Faced with the above scenario, you still have to insure your assets. Your car is one of them.
Spare a thought for, say, a recently retired top civil servant. They went home with their latest Land Cruiser or Jeep as a retirement package. Just a spare wheel will cost not less than US$1 000. They will not afford to replace even that spare wheel from their pension. They will not afford to comprehensively insure the vehicle at its replacement value. It’s an accident waiting to happen.
The most common methodology for estimating inflation on your car insurance is to track the replacement cost of your car over a 12-month period as measured by a price index, such as the Consumer Price Index (CPI). The traditional method for creating the CPI involves tracking the relative price of a basket of representative goods over time. Your car should be part of your basket as you track it constantly
Inflation impacts on the price of insurance. Insurance may go up because of higher premiums during periods of higher inflation due to rising costs of labour and materials. Suffice to point out that inflation is not the only factor which contributes to fluctuation in insurance costs. Policyholders need to keep an eye on the value of the coverage. In an inflationary environment, replacement cost is eroded daily due to inflation.
In some countries, policyholders can purchase a feature known as “insurance inflation protection”, where the value of benefits will rise by a pre-set percentage over a set period of time.
This is especially beneficial for individuals looking to purchase long-term insurance policies.
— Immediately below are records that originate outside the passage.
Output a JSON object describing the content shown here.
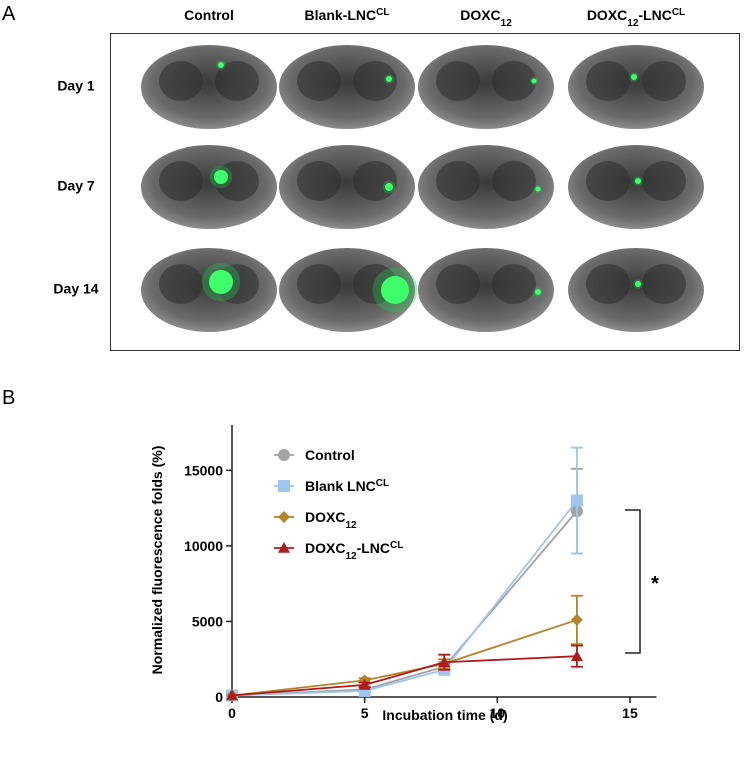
{
  "panel_a": {
    "letter": "A",
    "columns": [
      [
        {
          "t": "Control"
        }
      ],
      [
        {
          "t": "Blank-LNC"
        },
        {
          "sup": "CL"
        }
      ],
      [
        {
          "t": "DOXC"
        },
        {
          "sub": "12"
        }
      ],
      [
        {
          "t": "DOXC"
        },
        {
          "sub": "12"
        },
        {
          "t": "-LNC"
        },
        {
          "sup": "CL"
        }
      ]
    ],
    "rows": [
      "Day 1",
      "Day 7",
      "Day 14"
    ]
  },
  "chart_data": {
    "type": "line",
    "panel_letter": "B",
    "x_label": "Incubation time (d)",
    "y_label": "Normalized fluorescence folds (%)",
    "x": [
      0,
      5,
      8,
      13
    ],
    "xlim": [
      0,
      16
    ],
    "xticks": [
      0,
      5,
      10,
      15
    ],
    "ylim": [
      0,
      18000
    ],
    "yticks": [
      0,
      5000,
      10000,
      15000
    ],
    "series": [
      {
        "name": [
          {
            "t": "Control"
          }
        ],
        "color": "#a3a3a6",
        "marker": "circle",
        "values": [
          100,
          500,
          2000,
          12300
        ],
        "errors": [
          0,
          150,
          300,
          2800
        ]
      },
      {
        "name": [
          {
            "t": "Blank LNC"
          },
          {
            "sup": "CL"
          }
        ],
        "color": "#9fc6ee",
        "marker": "square",
        "values": [
          100,
          400,
          1800,
          13000
        ],
        "errors": [
          0,
          150,
          300,
          3500
        ]
      },
      {
        "name": [
          {
            "t": "DOXC"
          },
          {
            "sub": "12"
          }
        ],
        "color": "#b5832a",
        "marker": "diamond",
        "values": [
          100,
          1100,
          2200,
          5100
        ],
        "errors": [
          0,
          150,
          300,
          1600
        ]
      },
      {
        "name": [
          {
            "t": "DOXC"
          },
          {
            "sub": "12"
          },
          {
            "t": "-LNC"
          },
          {
            "sup": "CL"
          }
        ],
        "color": "#b01c1c",
        "marker": "triangle",
        "values": [
          100,
          800,
          2300,
          2700
        ],
        "errors": [
          0,
          150,
          500,
          700
        ]
      }
    ],
    "annotation": "*"
  }
}
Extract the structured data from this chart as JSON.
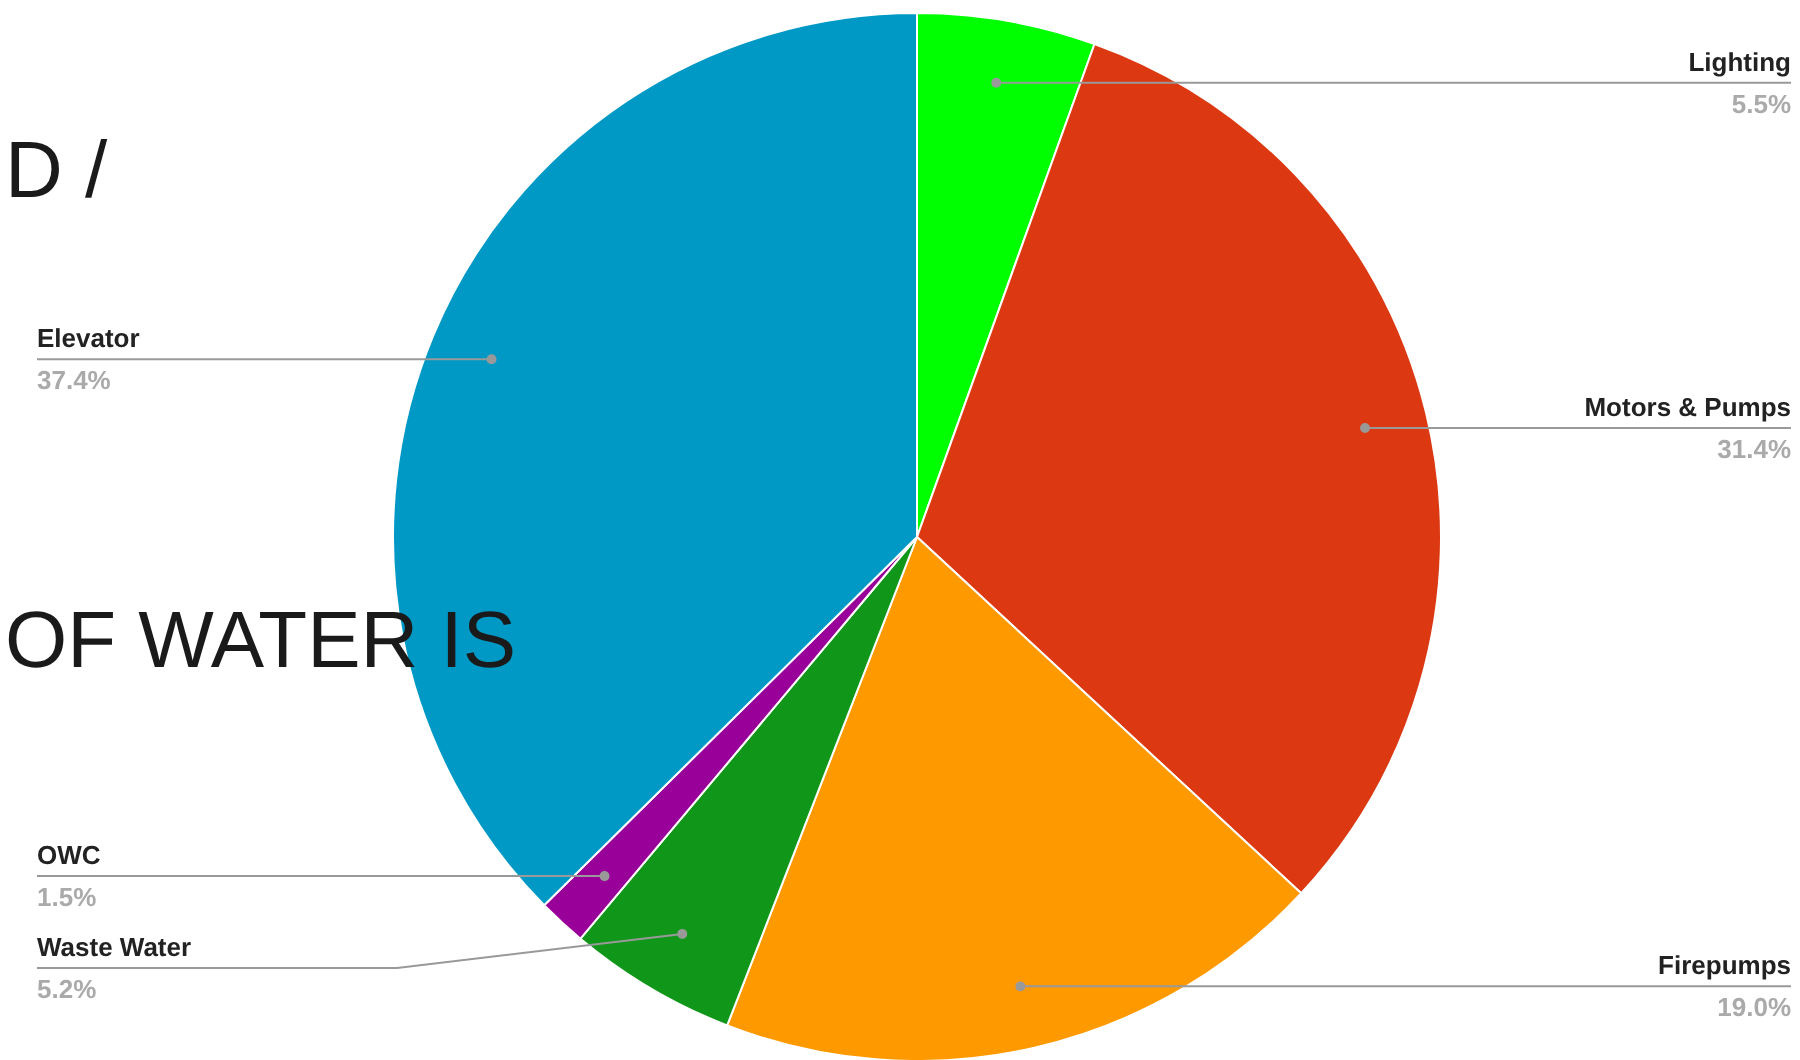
{
  "chart_data": {
    "type": "pie",
    "categories": [
      "Lighting",
      "Motors & Pumps",
      "Firepumps",
      "Waste Water",
      "OWC",
      "Elevator"
    ],
    "values": [
      5.5,
      31.4,
      19.0,
      5.2,
      1.5,
      37.4
    ],
    "colors": [
      "#00ff00",
      "#dc3912",
      "#ff9900",
      "#109618",
      "#990099",
      "#0099c6"
    ],
    "value_labels": [
      "5.5%",
      "31.4%",
      "19.0%",
      "5.2%",
      "1.5%",
      "37.4%"
    ],
    "annotations": [
      "D /",
      "OF WATER IS"
    ]
  }
}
Zimbabwe needs some of these products. For companies to request premiums in foreign currency currently does not make sense as they will miss a large segment of the market who are not paid in foreign currency, but need cover. Insurance inflation protection is handy because it mitigates the effects of these increased costs. As with any additional riders, insurance inflation protection is a feature you can add on to an existing policy for additional costs that directly impact premium prices. It is important to note as well that inflation protection insurance does not exempt the policyholder from having to face premium increases unless premiums are locked in for the life of the contract.
Inflation does not have an isolated impact on insurer performance. While high inflation by itself may increase claims of insurers, the interaction with other economic and financial variables may lead to a more complex risk assessment.
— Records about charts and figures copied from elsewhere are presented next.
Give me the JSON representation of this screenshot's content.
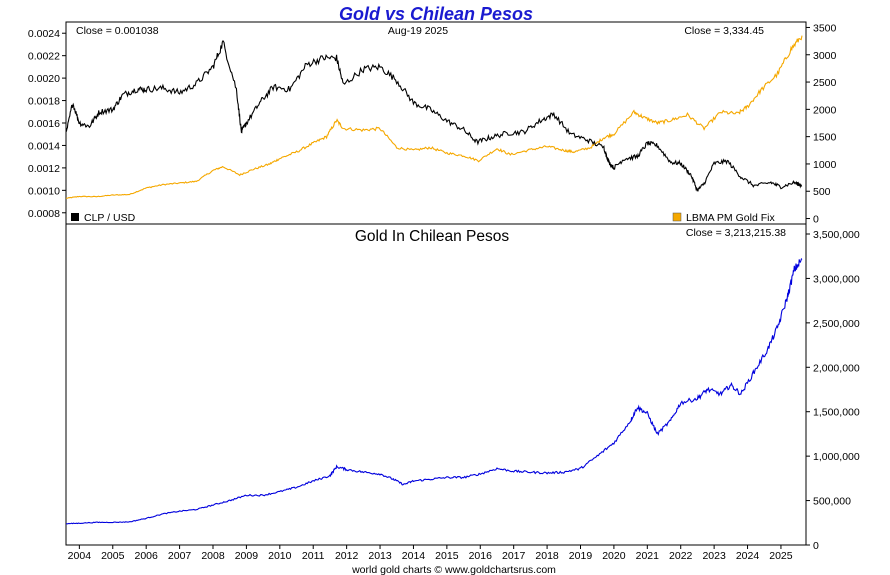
{
  "chart_data": [
    {
      "type": "line",
      "panel": "top",
      "title": "Gold vs Chilean Pesos",
      "date_label": "Aug-19 2025",
      "left_axis": {
        "ticks": [
          "0.0008",
          "0.0010",
          "0.0012",
          "0.0014",
          "0.0016",
          "0.0018",
          "0.0020",
          "0.0022",
          "0.0024"
        ],
        "range": [
          0.0007,
          0.0025
        ]
      },
      "right_axis": {
        "ticks": [
          "0",
          "500",
          "1000",
          "1500",
          "2000",
          "2500",
          "3000",
          "3500"
        ],
        "range": [
          -100,
          3600
        ]
      },
      "legend_placement": "bottom",
      "series": [
        {
          "name": "CLP / USD",
          "axis": "left",
          "color": "#000000",
          "close_label": "Close = 0.001038",
          "x": [
            2003.6,
            2003.8,
            2004.0,
            2004.3,
            2004.6,
            2005.0,
            2005.3,
            2005.7,
            2006.0,
            2006.5,
            2007.0,
            2007.5,
            2008.0,
            2008.3,
            2008.7,
            2008.85,
            2009.0,
            2009.4,
            2009.8,
            2010.3,
            2010.8,
            2011.3,
            2011.7,
            2011.9,
            2012.5,
            2013.0,
            2013.5,
            2014.0,
            2014.5,
            2015.0,
            2015.5,
            2015.9,
            2016.3,
            2016.8,
            2017.3,
            2017.8,
            2018.2,
            2018.7,
            2019.2,
            2019.7,
            2019.85,
            2020.0,
            2020.3,
            2020.7,
            2021.0,
            2021.3,
            2021.7,
            2022.0,
            2022.3,
            2022.5,
            2022.7,
            2023.0,
            2023.4,
            2023.8,
            2024.2,
            2024.7,
            2025.0,
            2025.4,
            2025.63
          ],
          "values": [
            0.0015,
            0.00178,
            0.0016,
            0.00157,
            0.0017,
            0.00172,
            0.00185,
            0.0019,
            0.0019,
            0.00191,
            0.00187,
            0.00195,
            0.0021,
            0.00232,
            0.0019,
            0.00152,
            0.0016,
            0.00178,
            0.00192,
            0.0019,
            0.00212,
            0.00218,
            0.00218,
            0.00194,
            0.00208,
            0.0021,
            0.00198,
            0.00178,
            0.00172,
            0.00162,
            0.00154,
            0.00143,
            0.00147,
            0.00151,
            0.00152,
            0.00162,
            0.00168,
            0.0015,
            0.00145,
            0.00138,
            0.00125,
            0.0012,
            0.00128,
            0.0013,
            0.00142,
            0.0014,
            0.00125,
            0.00124,
            0.00114,
            0.001,
            0.00106,
            0.00124,
            0.00126,
            0.00112,
            0.00104,
            0.00107,
            0.00103,
            0.00107,
            0.00104
          ]
        },
        {
          "name": "LBMA PM Gold Fix",
          "axis": "right",
          "color": "#f5a800",
          "close_label": "Close = 3,334.45",
          "x": [
            2003.6,
            2004.0,
            2004.5,
            2005.0,
            2005.5,
            2006.0,
            2006.5,
            2007.0,
            2007.5,
            2008.0,
            2008.3,
            2008.8,
            2009.2,
            2009.7,
            2010.0,
            2010.5,
            2011.0,
            2011.4,
            2011.7,
            2011.9,
            2012.5,
            2013.0,
            2013.5,
            2014.0,
            2014.5,
            2015.0,
            2015.5,
            2015.95,
            2016.5,
            2016.9,
            2017.5,
            2018.0,
            2018.5,
            2018.8,
            2019.3,
            2019.7,
            2020.0,
            2020.6,
            2020.9,
            2021.3,
            2021.7,
            2022.2,
            2022.7,
            2023.2,
            2023.7,
            2024.0,
            2024.4,
            2024.9,
            2025.3,
            2025.63
          ],
          "values": [
            370,
            405,
            400,
            430,
            440,
            560,
            620,
            650,
            680,
            880,
            950,
            800,
            900,
            1000,
            1100,
            1220,
            1380,
            1500,
            1800,
            1650,
            1620,
            1650,
            1300,
            1250,
            1300,
            1200,
            1150,
            1060,
            1280,
            1170,
            1260,
            1320,
            1250,
            1220,
            1300,
            1480,
            1550,
            1950,
            1850,
            1750,
            1800,
            1900,
            1650,
            1950,
            1920,
            2050,
            2350,
            2650,
            3100,
            3350
          ]
        }
      ]
    },
    {
      "type": "line",
      "panel": "bottom",
      "title": "Gold In Chilean Pesos",
      "close_label": "Close = 3,213,215.38",
      "y_ticks": [
        "0",
        "500,000",
        "1,000,000",
        "1,500,000",
        "2,000,000",
        "2,500,000",
        "3,000,000",
        "3,500,000"
      ],
      "ylim": [
        0,
        3500000
      ],
      "x_ticks": [
        "2004",
        "2005",
        "2006",
        "2007",
        "2008",
        "2009",
        "2010",
        "2011",
        "2012",
        "2013",
        "2014",
        "2015",
        "2016",
        "2017",
        "2018",
        "2019",
        "2020",
        "2021",
        "2022",
        "2023",
        "2024",
        "2025"
      ],
      "xlim": [
        2003.6,
        2025.75
      ],
      "series": [
        {
          "color": "#0000dd",
          "x": [
            2003.6,
            2004.0,
            2004.5,
            2005.0,
            2005.5,
            2006.0,
            2006.5,
            2007.0,
            2007.5,
            2008.0,
            2008.5,
            2009.0,
            2009.5,
            2010.0,
            2010.5,
            2011.0,
            2011.5,
            2011.7,
            2012.0,
            2012.5,
            2013.0,
            2013.4,
            2013.7,
            2014.0,
            2014.5,
            2015.0,
            2015.5,
            2016.0,
            2016.5,
            2017.0,
            2017.5,
            2018.0,
            2018.5,
            2019.0,
            2019.5,
            2020.0,
            2020.5,
            2020.7,
            2021.0,
            2021.3,
            2021.7,
            2022.0,
            2022.5,
            2022.8,
            2023.2,
            2023.5,
            2023.8,
            2024.2,
            2024.6,
            2024.9,
            2025.2,
            2025.4,
            2025.63
          ],
          "values": [
            240000,
            245000,
            255000,
            255000,
            260000,
            300000,
            350000,
            380000,
            400000,
            450000,
            500000,
            560000,
            560000,
            600000,
            650000,
            720000,
            780000,
            880000,
            850000,
            820000,
            800000,
            740000,
            680000,
            720000,
            740000,
            760000,
            760000,
            800000,
            860000,
            830000,
            820000,
            810000,
            820000,
            860000,
            1000000,
            1150000,
            1400000,
            1550000,
            1480000,
            1250000,
            1400000,
            1600000,
            1650000,
            1750000,
            1700000,
            1800000,
            1700000,
            1950000,
            2200000,
            2450000,
            2800000,
            3100000,
            3213215
          ]
        }
      ]
    }
  ],
  "footer": "world gold charts © www.goldchartsrus.com"
}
For insurance firms, high rate of inflation has a negative effect on returns of insurance claims in the short-run. They have to adequately deal with claims inflation risk when calculating reserves otherwise they will go bust.
Due to inflation, there is need for regular adjustments of sums insured to reflect increased values. There is some evidence that inflation erodes the underwriting discipline and profitability of insurance firms.
This happened in the United States in the 1970s. It coincided with subsequent drops in underwriting and overall profitability. This is an analysis for another day, where we can focus on insurance firms and how they are affected by inflation.